Jaanus Samma
Curated by Eugenio Viola
Nomas Foundation invited the Estonian artist Jaanus Samma to do a residency in Rome (May-June 2016 and April 2018), in order to realize a site-specific project curated by Eugenio Viola that will be presented in the space of the foundation in 2018.
Jaanus Samma has received international recognition from the critics and the audience for the Estonian Pavilion at the 56th Venice Biennale. In the last years his research has been focused on the connection between authoritative regimes and the violation of fundamental human rights.
Not Suitable For Work. A Chairman’s Tale, the project presented in Venice and recently re-exhibited at the Museum of Occupations in Tallinn, shares the same interest, devoted to transforming the social discourse on the LGBTI rights into a broader denouncement addressed at all kinds of discrimination: cultural, social, political, religious, sexual and racial.
Samma belongs to a generation of artists whose research is moved by a particuliar preoccupation for the past, investigated to face the criticism and the wound of the present.

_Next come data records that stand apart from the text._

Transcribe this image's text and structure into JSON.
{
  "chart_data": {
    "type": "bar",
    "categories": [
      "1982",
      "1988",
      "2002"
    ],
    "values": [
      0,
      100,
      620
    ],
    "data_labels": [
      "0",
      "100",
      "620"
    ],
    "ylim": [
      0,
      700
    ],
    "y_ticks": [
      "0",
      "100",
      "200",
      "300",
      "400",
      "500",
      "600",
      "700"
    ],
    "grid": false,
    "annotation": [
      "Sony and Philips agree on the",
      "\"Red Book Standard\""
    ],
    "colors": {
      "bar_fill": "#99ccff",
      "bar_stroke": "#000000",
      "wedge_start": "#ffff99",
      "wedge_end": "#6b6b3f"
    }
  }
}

For this reason, his research and his practice are based in the use of archives and the expressive potentiality connected to them.

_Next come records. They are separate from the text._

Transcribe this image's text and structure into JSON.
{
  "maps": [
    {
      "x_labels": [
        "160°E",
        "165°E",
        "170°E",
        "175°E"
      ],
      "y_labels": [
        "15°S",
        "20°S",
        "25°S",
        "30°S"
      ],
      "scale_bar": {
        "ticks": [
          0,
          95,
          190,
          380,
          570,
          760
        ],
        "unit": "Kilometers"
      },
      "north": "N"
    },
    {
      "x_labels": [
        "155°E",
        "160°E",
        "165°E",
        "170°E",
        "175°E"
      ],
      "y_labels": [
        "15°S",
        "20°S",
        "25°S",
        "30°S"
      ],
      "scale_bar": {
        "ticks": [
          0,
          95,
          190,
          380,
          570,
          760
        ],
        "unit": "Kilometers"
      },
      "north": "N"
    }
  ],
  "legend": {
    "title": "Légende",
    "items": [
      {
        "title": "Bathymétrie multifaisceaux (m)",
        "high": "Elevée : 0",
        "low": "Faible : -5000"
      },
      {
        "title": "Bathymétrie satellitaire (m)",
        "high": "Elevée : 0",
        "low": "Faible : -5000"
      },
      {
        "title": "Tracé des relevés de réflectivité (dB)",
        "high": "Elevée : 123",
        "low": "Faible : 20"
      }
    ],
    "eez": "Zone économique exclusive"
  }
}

His modus operandi tends to question a series of acquired notions, connected with concepts as truth, authenticity and reliability of sources. It aims to suggest counter-interpretations capable to promote alternative visions and new points of view.
According to this, Samma’s work stresses the importance of selection of data and documents, of their critical interpretation and their correct classification, as the divergence between personal and collective memory and between macro and micro historical perspective.

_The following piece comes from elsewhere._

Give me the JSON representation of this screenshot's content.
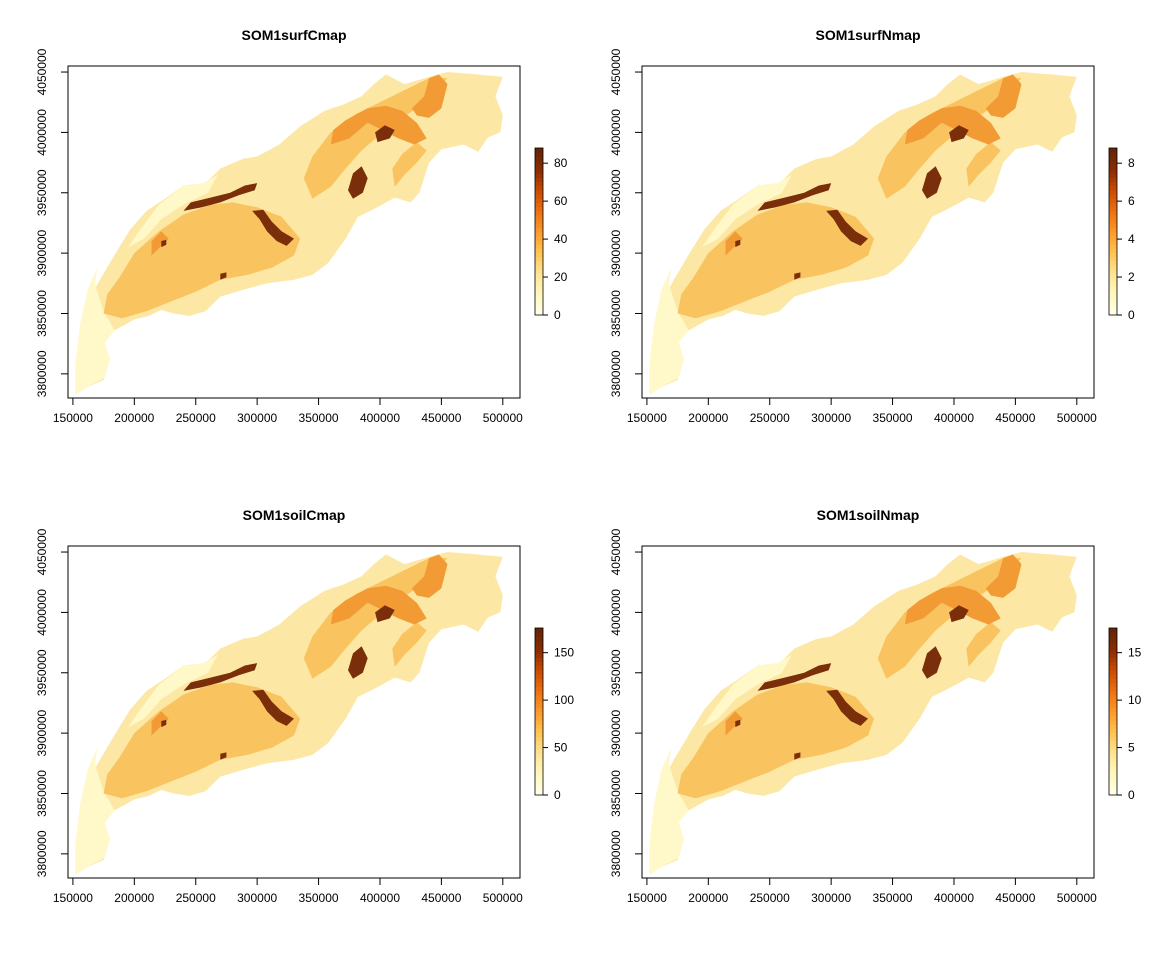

Jaanus Samma (b 1982) is a visual artist from Estonia. His body of work includes photos, installations and videos with topics that have been grounded in the study of urban space and the subjective experiences of it. Later his interests moved towards gender studies investigating into the representation of male sexuality and ways of portraying this by artistic means.
Samma is currently participating in the Estonian Academy of Arts doctoral program for fine arts.
His topic for artistic research is mapping gay narratives in Soviet Estonia. His PhD combines fieldwork – interviews and archive research, but also more subjective and artistic output based on the findings.
In 2013 Samma won the Köler Prize, the main prize for contemporary art in Estonia.
In 2015 Samma represented Estonia at 56th Venice Biennial.